Właśnie się wyjaśniło, że .......prawa Murphego orbitują wokół mnie niezmiennie, wobec czego oznajmiam zaciekawionym, że szlifierka mimośrodowa Stanleya wróciła do mnie pięknie oklejona naklejeczkami serwisowymi, a kołysanie talerza jak było tak jest. Żadnego protokołu naprawy, nic.
Dzwonię więc do nich, odbiera miła dziewczyna, po krótkich ustaleniach przeczytała mi, że w urządzeniu nie stwierdzono wad.
Na zapytanie czy mogę porozmawiać z kimś kompetentnym w temacie usłyszałem grzeczną odpowiedź negatywną, z propozycją odesłania sprzętu z powrotem (niby dalej na ich koszt) tylko z prośbą o dokładny opis usterki - fizycznie - na kartce papieru załączonej do urządzenia.
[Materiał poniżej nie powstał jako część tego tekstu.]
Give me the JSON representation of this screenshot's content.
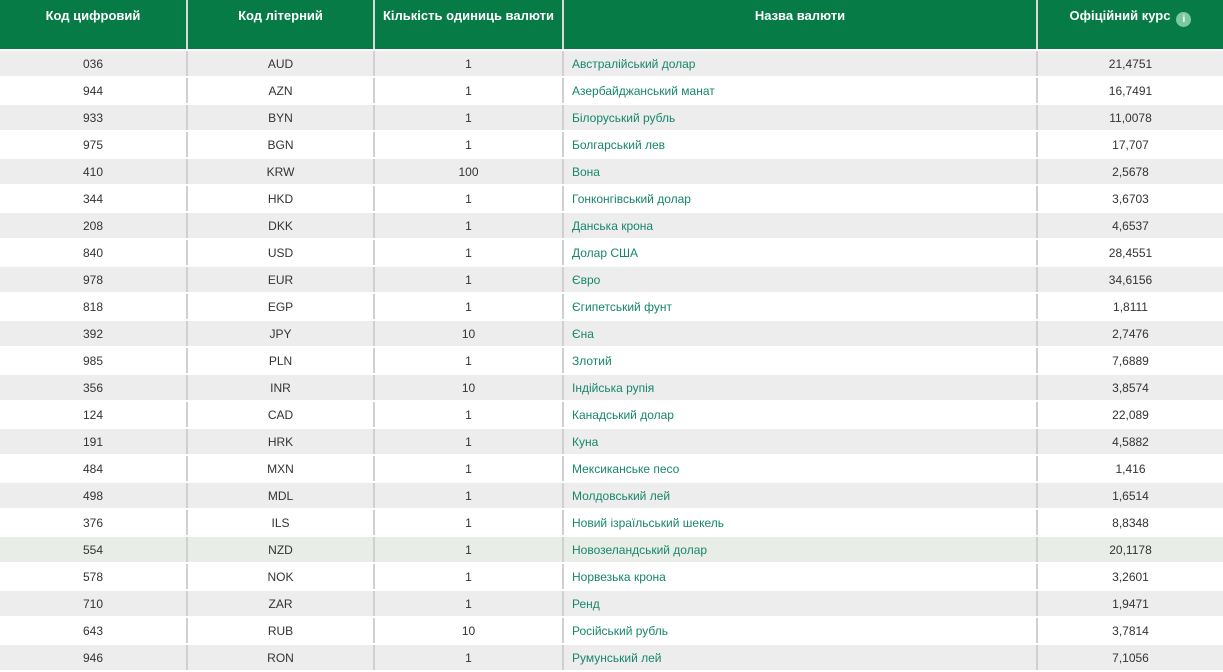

Powiedziałem jej, że dokładny opis usterki wysłałem w formularzu zgłoszeniowym, więc czemu mam to czynić ponownie? Rozbrajającym głosem powiedziała mi, ze mają nowy system zgłoszeniowy i serwisanci nie mają jeszcze dostępu do tego systemu. Rozwalony odpowiedzią zapytałem na jakiej podstawie technicy w takim razie rozpatrywali naprawę - nie potrafiła odpowiedzieć, tylko włączyła "foniczny system pętlujący" proponujący ponowne odesłanie sprzętu.
Cycki opadają. Na "szczęście" mam okres rehabilitacyjny, więc jej nie potrzebuję na gwałt i odsyłam z powrotem, ale nerwa troszeczkę mi podnieśli.